Si l’Allemagne rejoint finalement les pays opposés au texte, il pourrait donc y avoir assez de voix pour bloquer le CSAM. Si le texte est néanmoins adopté en octobre, il devrait ensuite continuer son chemin législatif avec une phase de conciliation appelée trilogue.  Tout accord éventuel devra ensuite être adopté par le Conseil et le Parlement, ce qui signifie qu’il y aura effectivement un autre vote au Parlement européen. S’agissant du calendrier, l’attachée de presse du Parlement européen indique à la RTBF qu’il leur est impossible de se prononcer pour le moment.

Un débat vigoureux et de la désinformation

Le CSAM, surnommé « Chat Control » par ses opposants, fait l’objet de nombreuses publications sur les réseaux sociaux et suscite de nombreux débats sur le respect de la vie privée, les risques de faille de sécurité ou de dérives antidémocratiques. Le texte est soutenu par différentes organisations qui estiment cependant que la proposition est équilibrée et que le texte remplit un objectif légitime de lutte contre la circulation d’images pédopornographiques.

Les affirmations qui indiquent qu’un contrôle de masse de la population sera bientôt mis en place sont trompeuses.

Tout d’abord, la proposition est encore en cours d’examen dans le cadre du processus législatif de l’UE et il est tout à fait possible qu’il fasse encore l’objet de modifications ou qu’il ne passe pas le cap du Conseil européen prévu en octobre prochain. Après cette étape, le Parlement européen devrait encore se positionner. S’il ne vote pas en faveur du texte il serait recalé.

S’il est voté par une majorité des députés européens, il n’est par ailleurs pas exclu que des recours vers des instances judiciaires européennes soient introduits pour faire annuler le règlement.

Dans le cas où le texte aboutirait dans sa forme actuelle et serait appliqué, les garde-fous prévus prévoient que seules les images (vidéos, photos et URL) seront analysées.

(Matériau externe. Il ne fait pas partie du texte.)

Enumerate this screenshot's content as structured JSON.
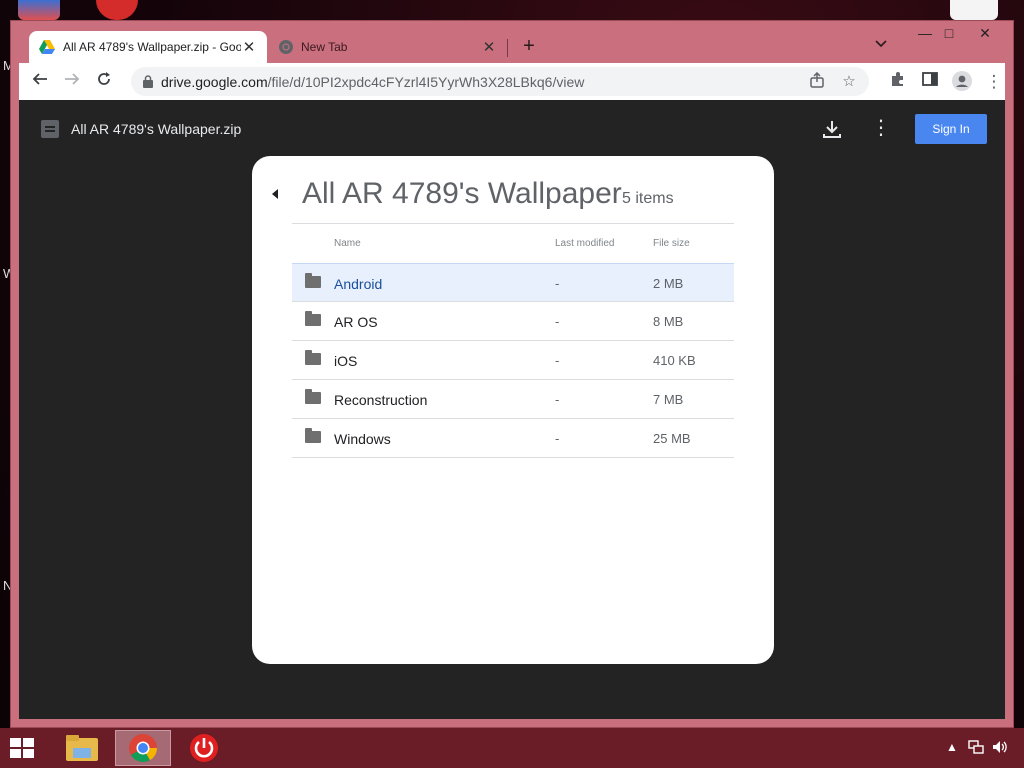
{
  "browser": {
    "tabs": [
      {
        "title": "All AR 4789's Wallpaper.zip - Goo",
        "icon": "google-drive-icon",
        "active": true
      },
      {
        "title": "New Tab",
        "icon": "chrome-icon",
        "active": false
      }
    ],
    "url_host": "drive.google.com",
    "url_path": "/file/d/10PI2xpdc4cFYzrl4I5YyrWh3X28LBkq6/view"
  },
  "viewer": {
    "file_title": "All AR 4789's Wallpaper.zip",
    "signin_label": "Sign In"
  },
  "zip": {
    "title": "All AR 4789's Wallpaper",
    "count": "5 items",
    "columns": {
      "name": "Name",
      "modified": "Last modified",
      "size": "File size"
    },
    "rows": [
      {
        "name": "Android",
        "modified": "-",
        "size": "2 MB",
        "selected": true
      },
      {
        "name": "AR OS",
        "modified": "-",
        "size": "8 MB"
      },
      {
        "name": "iOS",
        "modified": "-",
        "size": "410 KB"
      },
      {
        "name": "Reconstruction",
        "modified": "-",
        "size": "7 MB"
      },
      {
        "name": "Windows",
        "modified": "-",
        "size": "25 MB"
      }
    ]
  },
  "desktop": {
    "left_letters": [
      "M",
      "W",
      "N"
    ]
  },
  "colors": {
    "accent": "#4a86f0",
    "window_frame": "#c96f7d",
    "taskbar": "#6a1d27",
    "viewer_bg": "#232323"
  }
}
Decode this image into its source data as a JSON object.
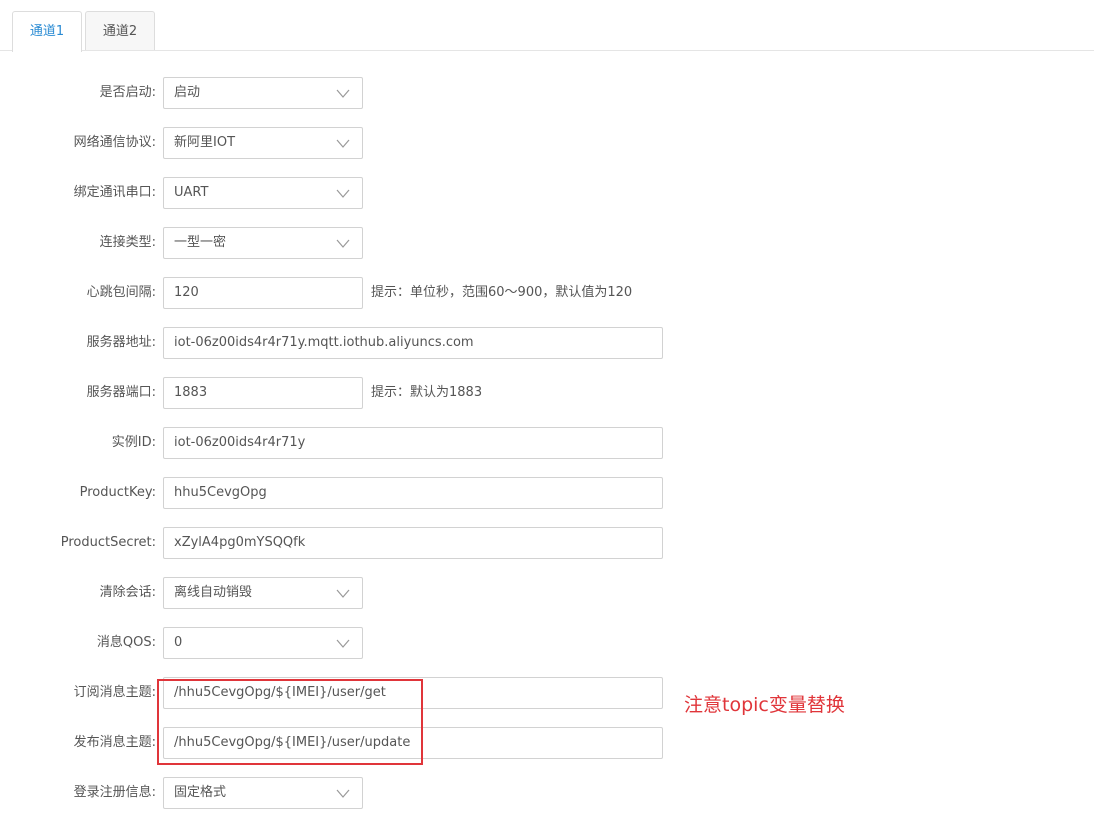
{
  "tabs": [
    {
      "label": "通道1",
      "active": true
    },
    {
      "label": "通道2",
      "active": false
    }
  ],
  "form": {
    "enable": {
      "label": "是否启动:",
      "value": "启动"
    },
    "protocol": {
      "label": "网络通信协议:",
      "value": "新阿里IOT"
    },
    "serial": {
      "label": "绑定通讯串口:",
      "value": "UART"
    },
    "conn_type": {
      "label": "连接类型:",
      "value": "一型一密"
    },
    "heartbeat": {
      "label": "心跳包间隔:",
      "value": "120",
      "hint": "提示：单位秒，范围60～900，默认值为120"
    },
    "server_addr": {
      "label": "服务器地址:",
      "value": "iot-06z00ids4r4r71y.mqtt.iothub.aliyuncs.com"
    },
    "server_port": {
      "label": "服务器端口:",
      "value": "1883",
      "hint": "提示：默认为1883"
    },
    "instance_id": {
      "label": "实例ID:",
      "value": "iot-06z00ids4r4r71y"
    },
    "product_key": {
      "label": "ProductKey:",
      "value": "hhu5CevgOpg"
    },
    "product_secret": {
      "label": "ProductSecret:",
      "value": "xZylA4pg0mYSQQfk"
    },
    "clean_session": {
      "label": "清除会话:",
      "value": "离线自动销毁"
    },
    "qos": {
      "label": "消息QOS:",
      "value": "0"
    },
    "sub_topic": {
      "label": "订阅消息主题:",
      "value": "/hhu5CevgOpg/${IMEI}/user/get"
    },
    "pub_topic": {
      "label": "发布消息主题:",
      "value": "/hhu5CevgOpg/${IMEI}/user/update"
    },
    "login_info": {
      "label": "登录注册信息:",
      "value": "固定格式"
    }
  },
  "annotation": {
    "text": "注意topic变量替换",
    "color": "#e0353a"
  },
  "colors": {
    "accent": "#2a8bd3",
    "border": "#d2d2d2",
    "highlight": "#e0353a"
  },
  "icons": {
    "select_arrow": "chevron-down-icon"
  }
}
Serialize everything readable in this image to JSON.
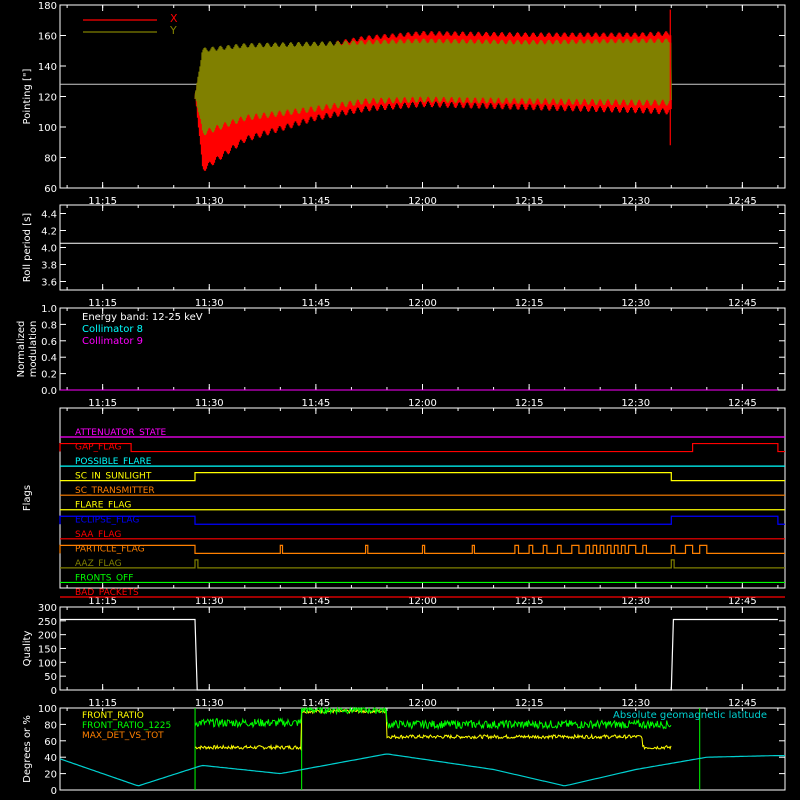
{
  "chart_data": [
    {
      "type": "line",
      "ylabel": "Pointing [\"]",
      "ylim": [
        60,
        180
      ],
      "yticks": [
        60,
        80,
        100,
        120,
        140,
        160,
        180
      ],
      "xticks": [
        "11:15",
        "11:30",
        "11:45",
        "12:00",
        "12:15",
        "12:30",
        "12:45"
      ],
      "reference_line": 128,
      "series": [
        {
          "name": "X",
          "color": "#ff0000",
          "x_start": "11:28",
          "x_end": "12:35",
          "upper_envelope": [
            {
              "t": "11:28",
              "v": 120
            },
            {
              "t": "11:29",
              "v": 146
            },
            {
              "t": "11:35",
              "v": 150
            },
            {
              "t": "11:45",
              "v": 154
            },
            {
              "t": "11:52",
              "v": 160
            },
            {
              "t": "12:00",
              "v": 163
            },
            {
              "t": "12:15",
              "v": 162
            },
            {
              "t": "12:30",
              "v": 162
            },
            {
              "t": "12:35",
              "v": 163
            }
          ],
          "lower_envelope": [
            {
              "t": "11:28",
              "v": 120
            },
            {
              "t": "11:29",
              "v": 70
            },
            {
              "t": "11:35",
              "v": 90
            },
            {
              "t": "11:45",
              "v": 104
            },
            {
              "t": "11:52",
              "v": 110
            },
            {
              "t": "12:00",
              "v": 113
            },
            {
              "t": "12:15",
              "v": 111
            },
            {
              "t": "12:30",
              "v": 109
            },
            {
              "t": "12:35",
              "v": 108
            }
          ]
        },
        {
          "name": "Y",
          "color": "#808000",
          "x_start": "11:28",
          "x_end": "12:35",
          "upper_envelope": [
            {
              "t": "11:28",
              "v": 120
            },
            {
              "t": "11:29",
              "v": 152
            },
            {
              "t": "11:35",
              "v": 155
            },
            {
              "t": "11:45",
              "v": 156
            },
            {
              "t": "11:52",
              "v": 157
            },
            {
              "t": "12:00",
              "v": 158
            },
            {
              "t": "12:15",
              "v": 157
            },
            {
              "t": "12:30",
              "v": 158
            },
            {
              "t": "12:35",
              "v": 158
            }
          ],
          "lower_envelope": [
            {
              "t": "11:28",
              "v": 120
            },
            {
              "t": "11:29",
              "v": 94
            },
            {
              "t": "11:35",
              "v": 104
            },
            {
              "t": "11:45",
              "v": 110
            },
            {
              "t": "11:52",
              "v": 115
            },
            {
              "t": "12:00",
              "v": 116
            },
            {
              "t": "12:15",
              "v": 115
            },
            {
              "t": "12:30",
              "v": 114
            },
            {
              "t": "12:35",
              "v": 114
            }
          ]
        }
      ]
    },
    {
      "type": "line",
      "ylabel": "Roll period [s]",
      "ylim": [
        3.5,
        4.5
      ],
      "yticks": [
        "3.6",
        "3.8",
        "4.0",
        "4.2",
        "4.4"
      ],
      "xticks": [
        "11:15",
        "11:30",
        "11:45",
        "12:00",
        "12:15",
        "12:30",
        "12:45"
      ],
      "series": [
        {
          "color": "#ffffff",
          "values": [
            {
              "t": "11:09",
              "v": 4.05
            },
            {
              "t": "12:50",
              "v": 4.05
            }
          ]
        }
      ]
    },
    {
      "type": "line",
      "ylabel": "Normalized modulation",
      "ylim": [
        0.0,
        1.0
      ],
      "yticks": [
        "0.0",
        "0.2",
        "0.4",
        "0.6",
        "0.8",
        "1.0"
      ],
      "xticks": [
        "11:15",
        "11:30",
        "11:45",
        "12:00",
        "12:15",
        "12:30",
        "12:45"
      ],
      "energy_band": "Energy band: 12-25 keV",
      "series": [
        {
          "name": "Collimator 8",
          "color": "#00ffff",
          "values": [
            {
              "t": "11:09",
              "v": 0.0
            },
            {
              "t": "12:50",
              "v": 0.0
            }
          ]
        },
        {
          "name": "Collimator 9",
          "color": "#ff00ff",
          "values": [
            {
              "t": "11:09",
              "v": 0.0
            },
            {
              "t": "12:50",
              "v": 0.0
            }
          ]
        }
      ]
    },
    {
      "type": "line",
      "ylabel": "Flags",
      "xticks": [
        "11:15",
        "11:30",
        "11:45",
        "12:00",
        "12:15",
        "12:30",
        "12:45"
      ],
      "flags": [
        {
          "name": "ATTENUATOR_STATE",
          "color": "#ff00ff",
          "high": []
        },
        {
          "name": "GAP_FLAG",
          "color": "#ff0000",
          "high": [
            [
              "11:09",
              "11:19"
            ],
            [
              "12:38",
              "12:50"
            ]
          ]
        },
        {
          "name": "POSSIBLE_FLARE",
          "color": "#00ffff",
          "high": []
        },
        {
          "name": "SC_IN_SUNLIGHT",
          "color": "#ffff00",
          "high": [
            [
              "11:28",
              "12:35"
            ]
          ]
        },
        {
          "name": "SC_TRANSMITTER",
          "color": "#ff8000",
          "high": []
        },
        {
          "name": "FLARE_FLAG",
          "color": "#ffff00",
          "high": []
        },
        {
          "name": "ECLIPSE_FLAG",
          "color": "#0000ff",
          "high": [
            [
              "11:09",
              "11:28"
            ],
            [
              "12:35",
              "12:50"
            ]
          ]
        },
        {
          "name": "SAA_FLAG",
          "color": "#ff0000",
          "high": []
        },
        {
          "name": "PARTICLE_FLAG",
          "color": "#ff8000",
          "high": [
            [
              "11:09",
              "11:28"
            ],
            [
              "11:40",
              "11:40.3"
            ],
            [
              "11:52",
              "11:52.3"
            ],
            [
              "12:00",
              "12:00.3"
            ],
            [
              "12:07",
              "12:07.3"
            ],
            [
              "12:13",
              "12:13.5"
            ],
            [
              "12:15",
              "12:15.5"
            ],
            [
              "12:17",
              "12:17.5"
            ],
            [
              "12:19",
              "12:19.5"
            ],
            [
              "12:21",
              "12:22"
            ],
            [
              "12:23",
              "12:23.5"
            ],
            [
              "12:24",
              "12:24.5"
            ],
            [
              "12:25",
              "12:25.5"
            ],
            [
              "12:26",
              "12:26.5"
            ],
            [
              "12:27",
              "12:27.5"
            ],
            [
              "12:28",
              "12:28.5"
            ],
            [
              "12:29",
              "12:30"
            ],
            [
              "12:31",
              "12:31.5"
            ],
            [
              "12:35",
              "12:35.5"
            ],
            [
              "12:37",
              "12:38"
            ],
            [
              "12:39",
              "12:40"
            ]
          ]
        },
        {
          "name": "AAZ_FLAG",
          "color": "#808000",
          "high": [
            [
              "11:28",
              "11:28.4"
            ],
            [
              "12:35",
              "12:35.4"
            ]
          ]
        },
        {
          "name": "FRONTS_OFF",
          "color": "#00ff00",
          "high": []
        },
        {
          "name": "BAD_PACKETS",
          "color": "#ff0000",
          "high": []
        }
      ]
    },
    {
      "type": "line",
      "ylabel": "Quality",
      "ylim": [
        0,
        300
      ],
      "yticks": [
        0,
        50,
        100,
        150,
        200,
        250,
        300
      ],
      "xticks": [
        "11:15",
        "11:30",
        "11:45",
        "12:00",
        "12:15",
        "12:30",
        "12:45"
      ],
      "series": [
        {
          "color": "#ffffff",
          "values": [
            {
              "t": "11:09",
              "v": 255
            },
            {
              "t": "11:28",
              "v": 255
            },
            {
              "t": "11:28.3",
              "v": 0
            },
            {
              "t": "12:35",
              "v": 0
            },
            {
              "t": "12:35.3",
              "v": 255
            },
            {
              "t": "12:50",
              "v": 255
            }
          ]
        }
      ]
    },
    {
      "type": "line",
      "ylabel": "Degrees or %",
      "ylim": [
        0,
        100
      ],
      "yticks": [
        0,
        20,
        40,
        60,
        80,
        100
      ],
      "series": [
        {
          "name": "FRONT_RATIO",
          "color": "#ffff00",
          "segments": [
            {
              "from": "11:28",
              "to": "11:43",
              "level": 52
            },
            {
              "from": "11:43",
              "to": "11:55",
              "level": 96
            },
            {
              "from": "11:55",
              "to": "12:31",
              "level": 65
            },
            {
              "from": "12:31",
              "to": "12:35",
              "level": 52
            }
          ]
        },
        {
          "name": "FRONT_RATIO_1225",
          "color": "#00ff00",
          "segments": [
            {
              "from": "11:28",
              "to": "11:43",
              "level": 82
            },
            {
              "from": "11:43",
              "to": "11:55",
              "level": 98
            },
            {
              "from": "11:55",
              "to": "12:35",
              "level": 80
            }
          ]
        },
        {
          "name": "MAX_DET_VS_TOT",
          "color": "#ff8000",
          "segments": []
        },
        {
          "name": "Absolute geomagnetic latitude",
          "color": "#00d0d0",
          "values": [
            {
              "t": "11:09",
              "v": 38
            },
            {
              "t": "11:20",
              "v": 5
            },
            {
              "t": "11:29",
              "v": 30
            },
            {
              "t": "11:40",
              "v": 20
            },
            {
              "t": "11:55",
              "v": 44
            },
            {
              "t": "12:10",
              "v": 25
            },
            {
              "t": "12:20",
              "v": 5
            },
            {
              "t": "12:30",
              "v": 25
            },
            {
              "t": "12:40",
              "v": 40
            },
            {
              "t": "12:50",
              "v": 42
            }
          ]
        }
      ],
      "vertical_markers": [
        {
          "t": "11:28",
          "color": "#00ff00"
        },
        {
          "t": "11:43",
          "color": "#00ff00"
        },
        {
          "t": "12:39",
          "color": "#00ff00"
        }
      ]
    }
  ]
}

Le cadre du centre d’expertise qui serait en charge du CSAM ne prévoit pas d’étendre son champ d’action à d’autres thématiques comme la lutte contre le terrorisme, par exemple.

Par ailleurs, les ordonnances de détection nécessiteraient toujours une autorisation au cas par cas de la part des tribunaux ou d’autorités indépendantes, et seraient limitées dans le temps.